Antes de comentar as minhas impressões sobre o filme - que acredito até não serem importantes, já que podem ser lidas várias e melhores pela internet e pelos cadernos de cultura dos jornais -, enrolo mais algumas linhas ao falar da formação de Kleber Mendonça. Jornalista, ele foi crítico de cinema por 12 anos, iniciando a carreira de cineasta com dois curta-metragens, Vinil Verde (2004) e Eletrodoméstica (2005). Em 2008, estreou nos longas-metragens com o documentário Crítico. Em 2009, lançou mais um curta-metragem, Recife Frio, que eu conheço e acho excepcional e que já utilizei para ilustrar um dos textos por aqui.
Kleber também é programador do Cinema da Fundação Joaquim Nabuco e do festival Janela Internacional de Cinema do Recife.
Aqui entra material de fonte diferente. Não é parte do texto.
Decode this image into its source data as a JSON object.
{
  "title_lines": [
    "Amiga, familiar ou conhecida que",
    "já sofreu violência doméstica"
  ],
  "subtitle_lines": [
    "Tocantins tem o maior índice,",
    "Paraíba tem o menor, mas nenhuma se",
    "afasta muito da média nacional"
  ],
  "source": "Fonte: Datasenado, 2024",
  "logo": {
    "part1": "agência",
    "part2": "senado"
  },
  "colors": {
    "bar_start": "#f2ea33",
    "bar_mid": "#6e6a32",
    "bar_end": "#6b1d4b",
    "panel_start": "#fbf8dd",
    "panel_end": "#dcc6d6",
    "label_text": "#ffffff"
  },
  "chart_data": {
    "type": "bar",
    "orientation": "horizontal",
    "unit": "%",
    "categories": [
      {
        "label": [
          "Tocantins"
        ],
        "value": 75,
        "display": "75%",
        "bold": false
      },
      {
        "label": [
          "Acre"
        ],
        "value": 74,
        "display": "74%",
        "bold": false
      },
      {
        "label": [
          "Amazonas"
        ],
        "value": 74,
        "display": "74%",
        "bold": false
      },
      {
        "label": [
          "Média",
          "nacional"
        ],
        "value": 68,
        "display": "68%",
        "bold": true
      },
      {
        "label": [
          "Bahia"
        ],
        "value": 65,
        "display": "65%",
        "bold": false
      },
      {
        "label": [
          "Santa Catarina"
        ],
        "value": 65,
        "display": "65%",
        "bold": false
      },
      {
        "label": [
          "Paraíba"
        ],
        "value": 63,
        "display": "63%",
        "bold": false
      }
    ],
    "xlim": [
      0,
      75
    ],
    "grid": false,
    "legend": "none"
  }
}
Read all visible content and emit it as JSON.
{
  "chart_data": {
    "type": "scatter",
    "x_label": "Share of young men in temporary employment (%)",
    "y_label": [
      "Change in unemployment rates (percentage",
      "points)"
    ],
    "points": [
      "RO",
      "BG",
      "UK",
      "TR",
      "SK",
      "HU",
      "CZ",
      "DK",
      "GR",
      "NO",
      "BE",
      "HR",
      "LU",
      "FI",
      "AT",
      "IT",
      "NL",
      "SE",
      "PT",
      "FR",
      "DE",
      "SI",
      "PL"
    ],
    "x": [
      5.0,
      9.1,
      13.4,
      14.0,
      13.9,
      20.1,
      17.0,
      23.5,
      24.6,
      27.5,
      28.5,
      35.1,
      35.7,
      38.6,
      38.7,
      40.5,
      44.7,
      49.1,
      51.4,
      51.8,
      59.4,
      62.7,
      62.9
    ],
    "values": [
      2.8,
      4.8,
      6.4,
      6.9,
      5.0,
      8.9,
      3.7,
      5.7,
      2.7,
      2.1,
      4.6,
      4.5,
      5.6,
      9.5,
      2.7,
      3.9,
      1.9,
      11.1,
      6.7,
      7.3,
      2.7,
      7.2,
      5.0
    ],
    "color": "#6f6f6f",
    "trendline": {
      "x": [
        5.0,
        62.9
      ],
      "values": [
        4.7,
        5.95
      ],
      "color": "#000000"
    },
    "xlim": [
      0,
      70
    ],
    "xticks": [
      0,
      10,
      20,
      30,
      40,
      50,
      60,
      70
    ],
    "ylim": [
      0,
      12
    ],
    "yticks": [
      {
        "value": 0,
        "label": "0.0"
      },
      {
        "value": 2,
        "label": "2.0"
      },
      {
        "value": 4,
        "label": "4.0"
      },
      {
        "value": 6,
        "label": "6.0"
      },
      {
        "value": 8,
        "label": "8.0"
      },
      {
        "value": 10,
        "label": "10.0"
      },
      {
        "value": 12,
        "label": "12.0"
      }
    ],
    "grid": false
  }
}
Ser jornalista, crítico e programador de um cinema já me causou certa curiosidade. Acaba sendo comum ver profissionais da música e da produção audiovisual reclamarem de críticos porque "eles não sabem fazer e optam por falar mal" ou coisas do tipo. A trajetória deste diretor pernambucano, ainda novo, 44 anos, e com um grande destaque para seu primeiro longa de ficção, lança uma luz importante sobre a produção não aliada a grandes conglomerados (leia-se Globo Filmes).
Enquanto vejo postagens no Facebook oficial do filme com comemorações do aumento em dezenas de milhares em termos de público, também leio textos que debatem, alguns dos quais com citações de Kleber Mendonça, a indústria cinematográfica nacional, dividida entre ricos e pobres distribuidores, com todos os vários problemas da propriedade cruzada midiática por parte de um grupo comunicacional. Essencial para a Retomada também o é para criar barreiras de mercado prejudiciais a uma produção audiovisual ousada esteticamente, criativa e com muito potencial. Aproveitemos o momento para debate.
Tema musical, a apresentação dos apoios ao filme, que custou R$ 1,8 milhão oriundos de editais públicos, e, ainda bem, com poucas marcas a dividirem os primeiros minutos do filme. O Som ao Redor aparece em seguida, com uma série de fotos históricas sobre o passado canavieiro de pernambuco. Depois, vê-se a transição daquele período rural para a metrópole de classe média da rua demonstrada no filme.
A mulher casada com um marido que passa a maior parte do dia no trabalho e a noite roncando, com dois filhos pré-adolescentes que estudam inglês e chinês, com uma vizinha invejosa e barraqueira, e agoniada pelo cachorro do vizinho que não para de latir é-nos apresentada após uma noite de insônia. Os sons ao redor são do marido roncando e do cachorro latindo. Para o segundo, nem o cigarro de maconha dá paciência, então, resta colocar um comprimido num pedaço de carne e fazer com que o cão apague por quase 24 horas.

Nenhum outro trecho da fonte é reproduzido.